MELİH ALTINOK / Erdoğan ana-baba ocağına “içinde bir işi görmenin saadetiyle” gitti


Cumhurbaşkanı Erdoğan hafta sonunu anne-babasının memleketi olan Rize Güneysu’da geçirdi.
Üç gün boyunca şehirde çalınmadık kapı bırakmadı, çok düşkün olduğu annesinin komşularını tek tek ziyaret etti.
Huzurlu görünüyor, biraz olsun yoğun gündemin dışına çıktığı hissediliyor, sosyal medya hesabından Nazım şiiri paylaşıyordu.
Cumhurbaşkanı’nın ana ocağındaki görüntülerine yansıyan ruh halini bence en iyi Orhan Veli’nin şu dizeleri anlatıyor:
“İçinde bir işi görmenin saadeti…”
3 HAFTALIK MARATON
Zira Cumhurbaşkanı Erdoğan 22 Eylül’de ABD temaslarıyla başladığı 3 haftalık bir maraton koştu. Ter akıttı. İstediği sonucu da elde etti.
BM zirvesine Türkiye damgasını vurdu.
Ankara’nın iyi ilişkiler kurduğu Suriye Cumhurbaşkanı Şara’nın uluslararası arenadaki meşruiyetini garantiye aldı.
Ve tabii ki hepsinden önemlisi, Trump’ı, geçtiğimiz gün ilk aşamasına geçilen Gazze barış planına ikna etti.
Bunu ben söylemiyorum.
“Netanyahu’yu bana bırak Hamas’la sen konuş” taktiği izlediği anlaşılan ve sürecin her aşamasında Erdoğan’la telefon trafiği kuran Trump bizzat söylüyor.
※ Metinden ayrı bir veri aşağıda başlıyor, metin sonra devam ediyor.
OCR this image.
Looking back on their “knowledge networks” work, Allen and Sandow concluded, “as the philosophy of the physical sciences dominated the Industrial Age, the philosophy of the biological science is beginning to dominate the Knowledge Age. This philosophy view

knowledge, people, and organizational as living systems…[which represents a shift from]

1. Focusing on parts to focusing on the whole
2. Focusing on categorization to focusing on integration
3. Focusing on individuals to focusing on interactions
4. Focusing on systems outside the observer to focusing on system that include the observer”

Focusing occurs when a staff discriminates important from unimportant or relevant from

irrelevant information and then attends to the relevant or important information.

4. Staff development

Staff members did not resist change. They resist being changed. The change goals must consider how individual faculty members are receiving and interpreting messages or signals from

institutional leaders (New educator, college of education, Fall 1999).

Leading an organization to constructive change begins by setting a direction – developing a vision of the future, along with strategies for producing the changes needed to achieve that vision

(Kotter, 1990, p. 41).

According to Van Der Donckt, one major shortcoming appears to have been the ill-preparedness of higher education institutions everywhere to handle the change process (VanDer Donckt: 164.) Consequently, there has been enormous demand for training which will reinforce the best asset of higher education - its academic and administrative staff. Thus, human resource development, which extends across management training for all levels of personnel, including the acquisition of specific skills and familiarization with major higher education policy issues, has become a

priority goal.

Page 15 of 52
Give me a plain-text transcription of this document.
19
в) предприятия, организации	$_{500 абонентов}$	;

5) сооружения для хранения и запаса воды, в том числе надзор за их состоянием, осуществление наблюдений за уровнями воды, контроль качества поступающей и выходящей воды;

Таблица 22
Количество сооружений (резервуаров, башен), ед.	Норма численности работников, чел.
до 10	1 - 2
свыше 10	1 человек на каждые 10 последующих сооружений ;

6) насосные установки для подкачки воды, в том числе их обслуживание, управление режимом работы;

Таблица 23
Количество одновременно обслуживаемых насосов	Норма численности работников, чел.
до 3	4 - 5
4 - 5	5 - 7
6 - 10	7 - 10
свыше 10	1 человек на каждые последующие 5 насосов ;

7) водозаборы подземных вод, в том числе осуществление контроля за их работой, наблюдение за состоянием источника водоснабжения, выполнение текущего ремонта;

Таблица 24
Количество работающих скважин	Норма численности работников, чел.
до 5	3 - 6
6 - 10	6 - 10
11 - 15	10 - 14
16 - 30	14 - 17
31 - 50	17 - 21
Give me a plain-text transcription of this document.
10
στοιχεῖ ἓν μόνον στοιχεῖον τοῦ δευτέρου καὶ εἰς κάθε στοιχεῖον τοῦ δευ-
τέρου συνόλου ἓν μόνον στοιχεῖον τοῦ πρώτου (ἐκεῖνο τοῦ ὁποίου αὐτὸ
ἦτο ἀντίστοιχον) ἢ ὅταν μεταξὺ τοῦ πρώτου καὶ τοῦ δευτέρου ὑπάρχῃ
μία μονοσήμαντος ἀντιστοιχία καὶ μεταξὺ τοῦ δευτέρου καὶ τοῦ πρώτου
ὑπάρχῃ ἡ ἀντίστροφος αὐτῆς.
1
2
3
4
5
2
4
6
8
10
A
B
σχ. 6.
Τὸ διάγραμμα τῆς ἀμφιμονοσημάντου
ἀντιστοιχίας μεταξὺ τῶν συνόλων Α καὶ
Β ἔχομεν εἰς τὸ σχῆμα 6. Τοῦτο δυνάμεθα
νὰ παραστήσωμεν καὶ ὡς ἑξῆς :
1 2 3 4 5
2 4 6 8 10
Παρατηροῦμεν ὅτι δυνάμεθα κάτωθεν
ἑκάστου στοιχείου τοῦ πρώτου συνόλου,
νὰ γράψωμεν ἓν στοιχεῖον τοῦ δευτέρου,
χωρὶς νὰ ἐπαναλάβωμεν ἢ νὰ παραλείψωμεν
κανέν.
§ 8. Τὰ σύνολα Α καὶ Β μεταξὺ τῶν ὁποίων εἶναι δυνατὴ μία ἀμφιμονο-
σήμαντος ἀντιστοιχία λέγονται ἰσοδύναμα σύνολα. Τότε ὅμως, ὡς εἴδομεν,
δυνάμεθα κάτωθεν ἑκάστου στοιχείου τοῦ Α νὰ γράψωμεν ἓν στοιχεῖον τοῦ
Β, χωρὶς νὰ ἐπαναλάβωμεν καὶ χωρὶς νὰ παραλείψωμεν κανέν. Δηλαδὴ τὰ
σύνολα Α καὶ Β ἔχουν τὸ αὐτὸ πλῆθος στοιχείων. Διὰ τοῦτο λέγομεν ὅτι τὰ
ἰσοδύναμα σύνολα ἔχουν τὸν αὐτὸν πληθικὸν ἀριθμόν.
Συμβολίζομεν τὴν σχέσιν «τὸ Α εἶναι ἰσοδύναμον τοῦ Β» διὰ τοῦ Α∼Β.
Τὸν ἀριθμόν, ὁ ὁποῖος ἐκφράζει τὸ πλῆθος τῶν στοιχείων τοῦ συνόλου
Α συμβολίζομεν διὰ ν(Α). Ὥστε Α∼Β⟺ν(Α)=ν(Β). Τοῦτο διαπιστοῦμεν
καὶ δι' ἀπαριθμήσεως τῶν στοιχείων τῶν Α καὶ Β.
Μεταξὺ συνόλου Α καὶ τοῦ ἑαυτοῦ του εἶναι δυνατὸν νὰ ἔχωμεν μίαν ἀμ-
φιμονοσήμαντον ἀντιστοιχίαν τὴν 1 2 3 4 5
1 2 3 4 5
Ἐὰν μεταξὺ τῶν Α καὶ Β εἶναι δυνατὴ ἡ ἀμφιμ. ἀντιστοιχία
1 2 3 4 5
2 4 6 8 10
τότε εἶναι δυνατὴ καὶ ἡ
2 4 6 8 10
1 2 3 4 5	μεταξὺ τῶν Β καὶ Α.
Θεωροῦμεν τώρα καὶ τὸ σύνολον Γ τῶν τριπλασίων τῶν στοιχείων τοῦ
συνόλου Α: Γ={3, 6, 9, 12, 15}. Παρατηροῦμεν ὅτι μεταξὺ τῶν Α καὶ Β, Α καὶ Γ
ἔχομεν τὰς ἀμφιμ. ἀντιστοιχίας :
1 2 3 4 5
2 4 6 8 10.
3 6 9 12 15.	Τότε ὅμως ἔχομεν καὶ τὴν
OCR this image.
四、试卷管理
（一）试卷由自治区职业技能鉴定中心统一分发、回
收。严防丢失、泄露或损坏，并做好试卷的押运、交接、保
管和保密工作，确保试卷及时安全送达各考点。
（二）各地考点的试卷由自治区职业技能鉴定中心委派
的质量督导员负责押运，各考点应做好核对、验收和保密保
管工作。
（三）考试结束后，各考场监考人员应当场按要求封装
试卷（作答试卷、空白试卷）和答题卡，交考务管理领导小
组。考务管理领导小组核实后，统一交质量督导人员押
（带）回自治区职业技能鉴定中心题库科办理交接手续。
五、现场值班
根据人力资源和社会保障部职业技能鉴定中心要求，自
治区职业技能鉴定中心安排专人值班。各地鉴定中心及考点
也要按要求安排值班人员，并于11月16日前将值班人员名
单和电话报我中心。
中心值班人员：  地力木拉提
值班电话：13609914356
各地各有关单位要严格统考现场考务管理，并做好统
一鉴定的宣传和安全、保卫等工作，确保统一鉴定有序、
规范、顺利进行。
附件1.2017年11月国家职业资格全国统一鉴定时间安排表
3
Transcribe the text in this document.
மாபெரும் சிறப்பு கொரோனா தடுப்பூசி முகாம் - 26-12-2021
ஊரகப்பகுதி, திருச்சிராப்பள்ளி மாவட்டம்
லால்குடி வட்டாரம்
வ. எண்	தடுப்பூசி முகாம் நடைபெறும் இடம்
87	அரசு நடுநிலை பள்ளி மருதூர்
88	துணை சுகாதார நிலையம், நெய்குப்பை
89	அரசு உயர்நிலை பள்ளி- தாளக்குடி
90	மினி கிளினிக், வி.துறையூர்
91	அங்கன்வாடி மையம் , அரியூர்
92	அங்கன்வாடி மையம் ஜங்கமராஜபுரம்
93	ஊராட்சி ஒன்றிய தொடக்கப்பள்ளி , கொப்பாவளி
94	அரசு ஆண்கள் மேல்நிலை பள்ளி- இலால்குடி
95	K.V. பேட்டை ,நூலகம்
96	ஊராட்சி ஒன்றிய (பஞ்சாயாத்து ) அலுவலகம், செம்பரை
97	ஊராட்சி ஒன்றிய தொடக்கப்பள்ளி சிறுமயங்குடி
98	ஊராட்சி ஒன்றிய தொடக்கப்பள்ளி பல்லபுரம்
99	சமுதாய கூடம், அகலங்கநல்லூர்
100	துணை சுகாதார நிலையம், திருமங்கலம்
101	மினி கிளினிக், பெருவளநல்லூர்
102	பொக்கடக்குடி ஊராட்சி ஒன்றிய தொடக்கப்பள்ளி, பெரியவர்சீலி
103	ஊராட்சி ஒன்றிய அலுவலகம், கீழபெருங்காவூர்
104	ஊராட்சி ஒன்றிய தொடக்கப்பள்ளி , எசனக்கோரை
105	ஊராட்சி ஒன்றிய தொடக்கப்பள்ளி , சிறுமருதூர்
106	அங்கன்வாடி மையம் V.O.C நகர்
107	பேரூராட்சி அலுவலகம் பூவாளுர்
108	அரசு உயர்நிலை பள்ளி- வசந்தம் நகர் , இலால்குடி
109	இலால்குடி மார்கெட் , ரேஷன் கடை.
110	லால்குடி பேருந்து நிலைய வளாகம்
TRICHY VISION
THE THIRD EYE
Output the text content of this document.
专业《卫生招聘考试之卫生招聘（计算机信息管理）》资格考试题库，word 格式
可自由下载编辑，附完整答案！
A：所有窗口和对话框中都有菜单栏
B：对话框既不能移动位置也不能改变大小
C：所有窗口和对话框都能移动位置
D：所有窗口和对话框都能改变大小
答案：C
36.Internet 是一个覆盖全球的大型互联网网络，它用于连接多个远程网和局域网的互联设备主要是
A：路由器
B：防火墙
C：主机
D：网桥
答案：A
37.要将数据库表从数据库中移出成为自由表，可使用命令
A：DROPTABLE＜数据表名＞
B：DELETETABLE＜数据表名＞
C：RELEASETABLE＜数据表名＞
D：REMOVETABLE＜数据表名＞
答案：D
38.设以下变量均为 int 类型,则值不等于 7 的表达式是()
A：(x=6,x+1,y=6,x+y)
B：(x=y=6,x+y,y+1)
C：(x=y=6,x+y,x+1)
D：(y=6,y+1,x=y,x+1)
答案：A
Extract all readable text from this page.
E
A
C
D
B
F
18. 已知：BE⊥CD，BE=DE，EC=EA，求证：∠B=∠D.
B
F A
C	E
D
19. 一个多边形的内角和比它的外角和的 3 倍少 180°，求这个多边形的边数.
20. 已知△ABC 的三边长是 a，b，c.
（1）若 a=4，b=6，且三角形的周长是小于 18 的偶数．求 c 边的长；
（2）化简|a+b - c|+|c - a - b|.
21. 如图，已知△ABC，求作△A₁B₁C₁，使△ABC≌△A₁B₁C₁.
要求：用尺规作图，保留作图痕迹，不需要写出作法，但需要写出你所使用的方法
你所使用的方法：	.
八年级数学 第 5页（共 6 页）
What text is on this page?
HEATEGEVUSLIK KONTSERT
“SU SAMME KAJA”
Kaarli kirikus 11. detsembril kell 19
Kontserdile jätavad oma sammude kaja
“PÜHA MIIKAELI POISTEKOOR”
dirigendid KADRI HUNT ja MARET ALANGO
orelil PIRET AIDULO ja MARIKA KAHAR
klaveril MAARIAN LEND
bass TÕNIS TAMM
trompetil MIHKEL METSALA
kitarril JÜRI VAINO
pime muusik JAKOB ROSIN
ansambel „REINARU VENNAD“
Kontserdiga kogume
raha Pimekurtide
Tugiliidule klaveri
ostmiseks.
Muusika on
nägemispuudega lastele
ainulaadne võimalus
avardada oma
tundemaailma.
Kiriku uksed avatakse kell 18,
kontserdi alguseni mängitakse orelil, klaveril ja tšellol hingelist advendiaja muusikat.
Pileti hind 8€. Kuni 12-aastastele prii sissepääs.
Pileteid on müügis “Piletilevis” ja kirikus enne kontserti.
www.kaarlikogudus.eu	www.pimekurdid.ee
Umarız ki, Trump’la birlikte Erdoğan’ın da katılacağı Mısır’daki toplantıdan da Hamas’ın “tamam” dediği, Filistin halkının bayram ettiği plan mühürlenecek ve bunca çaba boşa gitmeyecek.
Erdoğan maratonun ABD etabının ardından 1 Eylül’de de TBMM açılış törenlerine katıldı.
CHP’nin boş bıraktığı Meclis’te kim varsa yan yana getirdi.
Ortaya çıkan sonucu, günlerdir tartışılan Meclis’teki o fotoğraflar net şekilde yansıtıyor:
CHP’yi yalnızlığa koşa koşa gönderdi.
PUTİN’İN ÖZRÜ
Atlantik dönüşünü Avrasya’yı ihmal etmek olmazdı. 7 Eylül’de Azerbaycan’daki Türk dünyası zirvesine katıldı.
Cumhurbaşkanı’nın aynı gün telefonda doğum gününü kutladığı Putin’in, bir gün sonra Aliyev’le buluşup “Uçağı biz düşürdük, özür dileriz” demesi, Trump’ın Netanyahu’yu Katar’dan özür dilemeye ikna etmesini akla getirmiyor mu?
ERDOĞAN’IN ŞANSI
Evet, Erdoğan işini şansa bırakan biri değil. Hedefine ulaşmak için dur durak bilmeden çalışıyor. Siyasi rakiplerinin işi çok zor.
Ama kabul edelim.
O yurt dışına çıkıp uluslararası arenada Türkiye’nin itibarını artırırken, küresel krizlerin çözümüne ortak olurken, Brüksel’de NATO zirvelerinde ülkenin iç siyasetini tartıştıran CHP ve lideri de işini epeyce kolaylaştırıyor.